The goals of branding aren't solely the attraction of certain number of visitors for the time of the event or to the site of a facility. The main aim behind branding is to create in the minds of actual and potential visitors, and the public in general, associations with the wealth of their cultural heritage and the variety of their entertainment/leisure offerings. In other words, to create a brand of the city based on culture and entertainment. Branding is and can be based upon a cultural strategy of an entrepreneurial city.
Because Tulsa's culture and entertainment play such major roles in local economic development, they have key roles in place and city branding as well. Recently Nashville, with its brand, the Grand Ole Opry, rebranded with a glitzed up version -- Nash Vegas. Chicago, which attempted to run away from its own DNA as the City of Big Shoulders, has had a succession of misfires in its attempt to rebrand by chasing a standardized formula for success.

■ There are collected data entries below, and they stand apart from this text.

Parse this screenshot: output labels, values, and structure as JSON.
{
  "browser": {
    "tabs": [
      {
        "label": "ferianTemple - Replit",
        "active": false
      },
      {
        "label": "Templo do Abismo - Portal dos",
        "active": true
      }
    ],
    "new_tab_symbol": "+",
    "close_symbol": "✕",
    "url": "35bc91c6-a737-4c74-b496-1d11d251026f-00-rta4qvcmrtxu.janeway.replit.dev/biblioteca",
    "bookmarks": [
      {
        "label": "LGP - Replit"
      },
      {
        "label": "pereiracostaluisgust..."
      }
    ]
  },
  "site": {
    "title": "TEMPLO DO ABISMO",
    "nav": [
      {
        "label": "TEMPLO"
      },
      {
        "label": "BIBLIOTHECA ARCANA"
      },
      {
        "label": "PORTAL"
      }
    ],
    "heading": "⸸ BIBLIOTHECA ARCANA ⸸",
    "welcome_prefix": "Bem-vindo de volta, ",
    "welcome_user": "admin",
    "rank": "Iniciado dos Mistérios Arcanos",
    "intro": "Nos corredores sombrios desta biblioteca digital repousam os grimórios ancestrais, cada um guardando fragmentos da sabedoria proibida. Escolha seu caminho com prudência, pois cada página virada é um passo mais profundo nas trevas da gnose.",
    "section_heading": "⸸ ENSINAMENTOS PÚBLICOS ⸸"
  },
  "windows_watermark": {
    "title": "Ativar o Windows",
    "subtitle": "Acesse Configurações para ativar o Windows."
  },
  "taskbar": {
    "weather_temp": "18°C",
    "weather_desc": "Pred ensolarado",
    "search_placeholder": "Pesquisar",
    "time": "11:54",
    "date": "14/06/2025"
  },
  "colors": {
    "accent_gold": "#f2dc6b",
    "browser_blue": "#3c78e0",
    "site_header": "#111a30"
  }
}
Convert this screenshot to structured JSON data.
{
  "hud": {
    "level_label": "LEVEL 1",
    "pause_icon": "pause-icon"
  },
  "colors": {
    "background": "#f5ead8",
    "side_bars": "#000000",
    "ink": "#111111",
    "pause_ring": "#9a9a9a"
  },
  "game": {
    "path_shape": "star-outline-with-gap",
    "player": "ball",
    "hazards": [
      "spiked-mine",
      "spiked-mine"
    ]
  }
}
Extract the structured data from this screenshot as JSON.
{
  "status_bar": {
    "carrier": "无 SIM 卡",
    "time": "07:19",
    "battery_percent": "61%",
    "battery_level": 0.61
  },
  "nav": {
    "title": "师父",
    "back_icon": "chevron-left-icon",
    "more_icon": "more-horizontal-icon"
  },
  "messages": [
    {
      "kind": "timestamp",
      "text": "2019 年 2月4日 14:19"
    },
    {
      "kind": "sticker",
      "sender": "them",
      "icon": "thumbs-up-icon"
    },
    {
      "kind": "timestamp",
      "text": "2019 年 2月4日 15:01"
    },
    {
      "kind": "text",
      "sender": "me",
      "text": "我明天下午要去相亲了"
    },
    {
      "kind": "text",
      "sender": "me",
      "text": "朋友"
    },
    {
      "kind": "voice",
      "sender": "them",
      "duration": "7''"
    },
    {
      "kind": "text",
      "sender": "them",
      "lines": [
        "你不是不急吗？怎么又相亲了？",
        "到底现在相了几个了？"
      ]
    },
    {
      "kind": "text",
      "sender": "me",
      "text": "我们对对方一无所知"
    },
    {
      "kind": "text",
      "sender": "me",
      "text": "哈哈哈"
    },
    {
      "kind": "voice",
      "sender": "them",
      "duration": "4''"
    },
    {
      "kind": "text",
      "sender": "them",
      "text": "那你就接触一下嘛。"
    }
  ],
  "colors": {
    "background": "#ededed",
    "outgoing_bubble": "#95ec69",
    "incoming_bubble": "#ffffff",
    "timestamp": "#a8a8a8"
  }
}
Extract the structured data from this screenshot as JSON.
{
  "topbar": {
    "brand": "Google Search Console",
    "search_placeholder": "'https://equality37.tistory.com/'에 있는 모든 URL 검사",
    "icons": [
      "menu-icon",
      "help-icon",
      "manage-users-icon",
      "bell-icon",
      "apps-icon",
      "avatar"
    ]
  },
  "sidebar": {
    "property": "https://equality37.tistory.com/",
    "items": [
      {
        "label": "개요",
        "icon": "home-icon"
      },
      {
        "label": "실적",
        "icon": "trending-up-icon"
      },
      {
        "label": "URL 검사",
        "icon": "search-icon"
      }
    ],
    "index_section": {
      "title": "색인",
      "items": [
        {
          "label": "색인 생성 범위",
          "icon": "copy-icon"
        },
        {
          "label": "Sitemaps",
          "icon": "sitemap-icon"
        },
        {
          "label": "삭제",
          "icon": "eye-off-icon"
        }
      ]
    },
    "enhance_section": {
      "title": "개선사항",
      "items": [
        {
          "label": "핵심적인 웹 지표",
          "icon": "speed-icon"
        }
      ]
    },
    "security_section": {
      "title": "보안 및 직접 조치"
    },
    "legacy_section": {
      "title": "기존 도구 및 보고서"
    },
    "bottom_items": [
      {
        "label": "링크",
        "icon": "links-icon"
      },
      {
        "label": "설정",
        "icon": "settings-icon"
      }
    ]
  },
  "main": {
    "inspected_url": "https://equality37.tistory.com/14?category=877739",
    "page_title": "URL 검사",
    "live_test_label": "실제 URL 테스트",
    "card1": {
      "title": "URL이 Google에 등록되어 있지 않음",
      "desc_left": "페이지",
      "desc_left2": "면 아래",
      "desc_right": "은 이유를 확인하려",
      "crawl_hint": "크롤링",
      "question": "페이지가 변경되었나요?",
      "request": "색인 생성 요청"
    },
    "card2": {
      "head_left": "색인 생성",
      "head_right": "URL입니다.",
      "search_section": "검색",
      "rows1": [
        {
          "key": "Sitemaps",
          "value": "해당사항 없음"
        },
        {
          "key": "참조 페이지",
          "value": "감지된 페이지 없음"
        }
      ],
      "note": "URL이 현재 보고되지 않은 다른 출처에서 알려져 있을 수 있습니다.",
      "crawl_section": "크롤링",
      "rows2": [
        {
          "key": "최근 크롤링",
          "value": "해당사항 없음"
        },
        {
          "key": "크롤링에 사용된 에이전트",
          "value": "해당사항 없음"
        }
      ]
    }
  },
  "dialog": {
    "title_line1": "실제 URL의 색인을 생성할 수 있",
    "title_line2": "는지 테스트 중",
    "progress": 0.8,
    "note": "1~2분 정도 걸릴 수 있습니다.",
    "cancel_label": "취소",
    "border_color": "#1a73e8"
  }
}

Branding is based upon marketing principles. No matter how pretty our logo or clever our tag, we're wasting our time if it's just done from the top down. In marketing this is what's known as getting the product right. Unfortunately, with cities, you can't just send it back to the lab. It takes years of labor and commitment, with government, citizens, businesses, and institutions working together.
It's hard work. And when things are hard, the thought of just picking up the phone and calling the local ad agency can seem pretty darn attractive. That's not the answer. Branding is a strategic response to the challenge of defining Tulsa's particularity in an increasing standardized and even trivialized world.
Branding is different than visioning. Branding is honoring where we have been and where we are while visioning is where we want to go. Branding is a statement that we are proud of who we are and visioning is a statement that we can be better. We need both.
But it starts by destroying the postcards.